Her head flew up. “I have a visitor here?” she said in amazement.

“A phone call,” Alex contradicted.

She began to get up, but Spiros was already passing her the nearest extension. She swept up the receiver, fully expecting to hear her sister’s voice. The voice she did hear shot her in a state of imminent heart failure back on to the couch.

“Kerry? If it’s you, for God’s sake say something,” the New York twang implored. “I’m not much good at cops and robbers.”

“It’s me.”

“I guess you won’t have forgotten me completely. Jeff Connors?”

Had Vickie got hold of him, after all? It seemed conscience had finally won out. Dazedly, Kerry was practically digging the phone into her ear in case the voice travelled within incendiary distance of Alex. To her intense relief, he sprang up and left the room.

“I’m alone now. You can talk,” she muttered.

“Vickie told me everything. You’ve got to believe me when I tell you that I had no idea you and your husband got a divorce. I just couldn’t leave it lying so I came over…”

“Over where?” Her heartbeat had hit the Richter scale.

“Athens. I’m trying to rig transport over to this island of yours.”

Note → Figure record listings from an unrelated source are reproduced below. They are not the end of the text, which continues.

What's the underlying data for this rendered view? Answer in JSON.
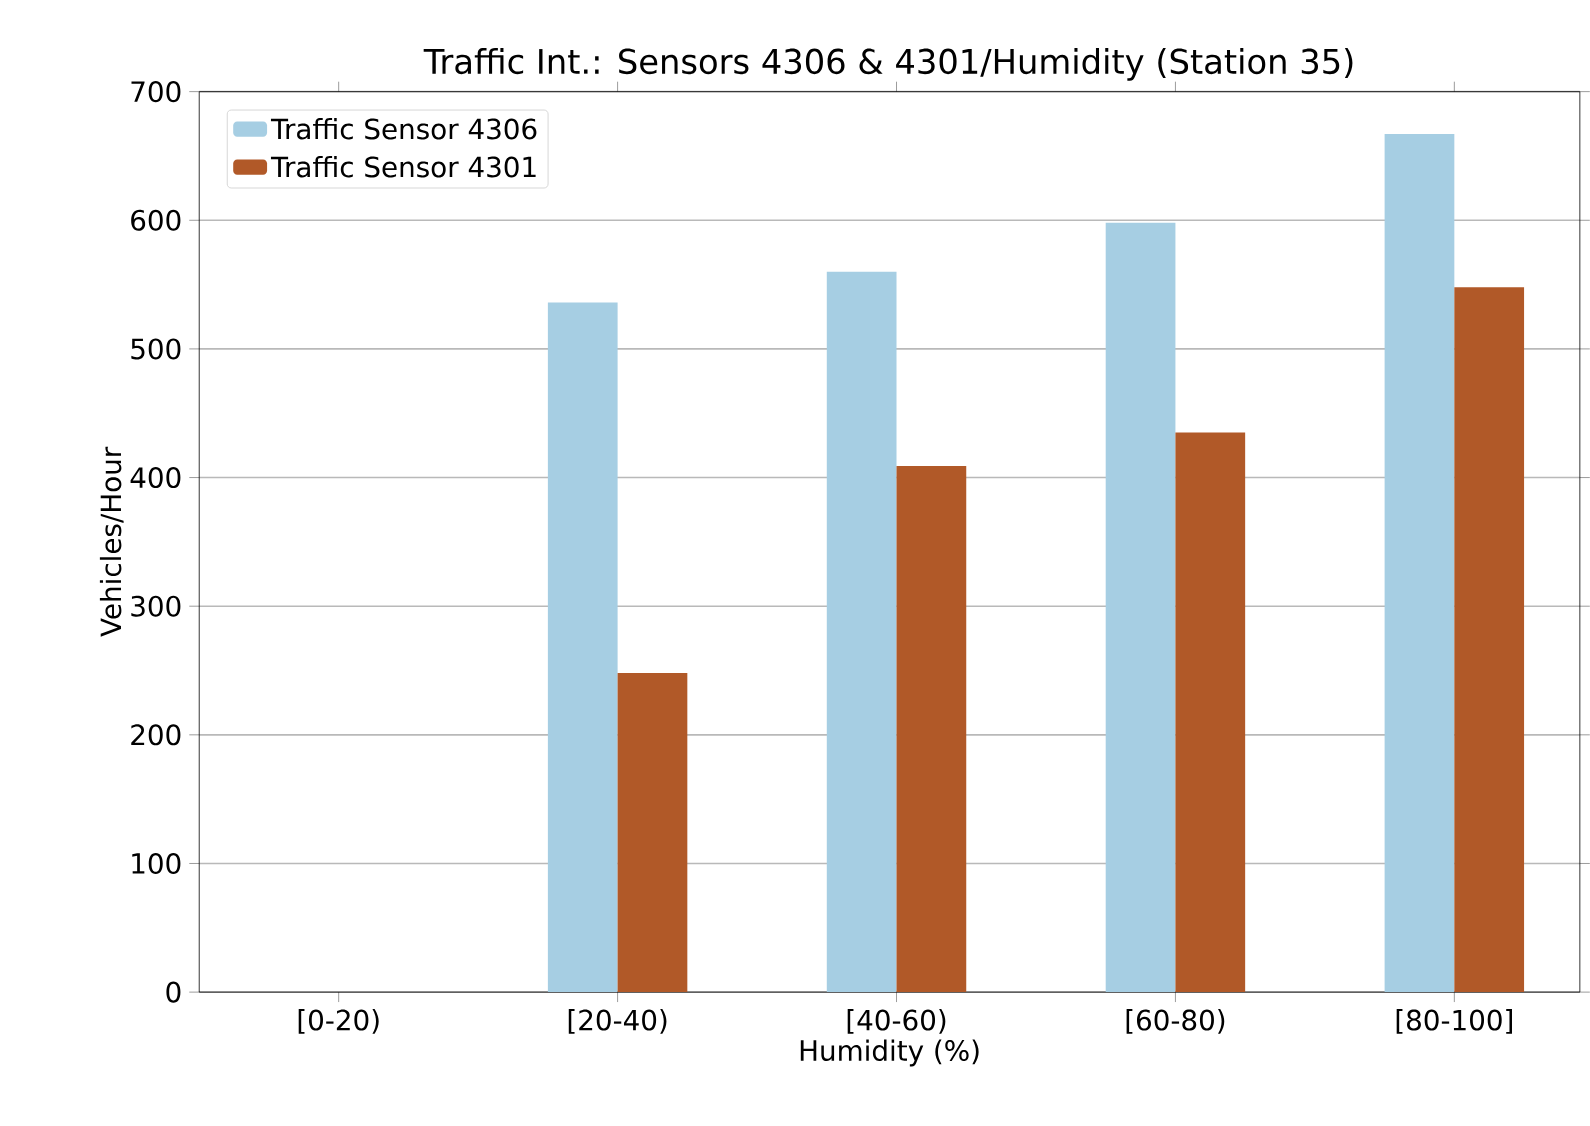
{
  "chart_data": {
    "type": "bar",
    "title": "Traffic Int.: Sensors 4306 & 4301/Humidity (Station 35)",
    "xlabel": "Humidity (%)",
    "ylabel": "Vehicles/Hour",
    "categories": [
      "[0-20)",
      "[20-40)",
      "[40-60)",
      "[60-80)",
      "[80-100]"
    ],
    "series": [
      {
        "name": "Traffic Sensor 4306",
        "color": "#a6cee3",
        "values": [
          null,
          536,
          560,
          598,
          667
        ]
      },
      {
        "name": "Traffic Sensor 4301",
        "color": "#b15928",
        "values": [
          null,
          248,
          409,
          435,
          548
        ]
      }
    ],
    "ylim": [
      0,
      700
    ],
    "yticks": [
      0,
      100,
      200,
      300,
      400,
      500,
      600,
      700
    ],
    "grid": "y",
    "legend": "top left"
  }
}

“Are you crazy?” she hissed in disbelief. “You can’t come here, you mustn’t come here. He’d kill you before you…”

“If your husband still feels that strongly, I was right to come.”

“Have you got a death wish?” she murmured, thinking in a hurry, which was difficult when she was in a complete panic. “Don’t come to the island. Wait until we get home to Florence and bring Vickie with you. That’s essential.”

“So you do want the story told?”

“Yes, of course I do.” In her dumbfounded horror at the vision of Jeff stepping on to Kordos, she had not immediately p

icked up the significance of his willingness to redress the damage he had done. He really had to be a much nicer person than she had ever imagined if he was ready to take the trouble…not to mention the risk. Maybe he was just too stupid to realise what Alex was likely to do if he came across him. Alex would wipe him off the face of the earth before he even got his mouth open.

“We owe you and it will be straightened out,” he promised. “I’ll persuade Vickie by kidnapping if necessary. You see, I’ve got my own aspirations riding on this, too. I want to marry your sister.”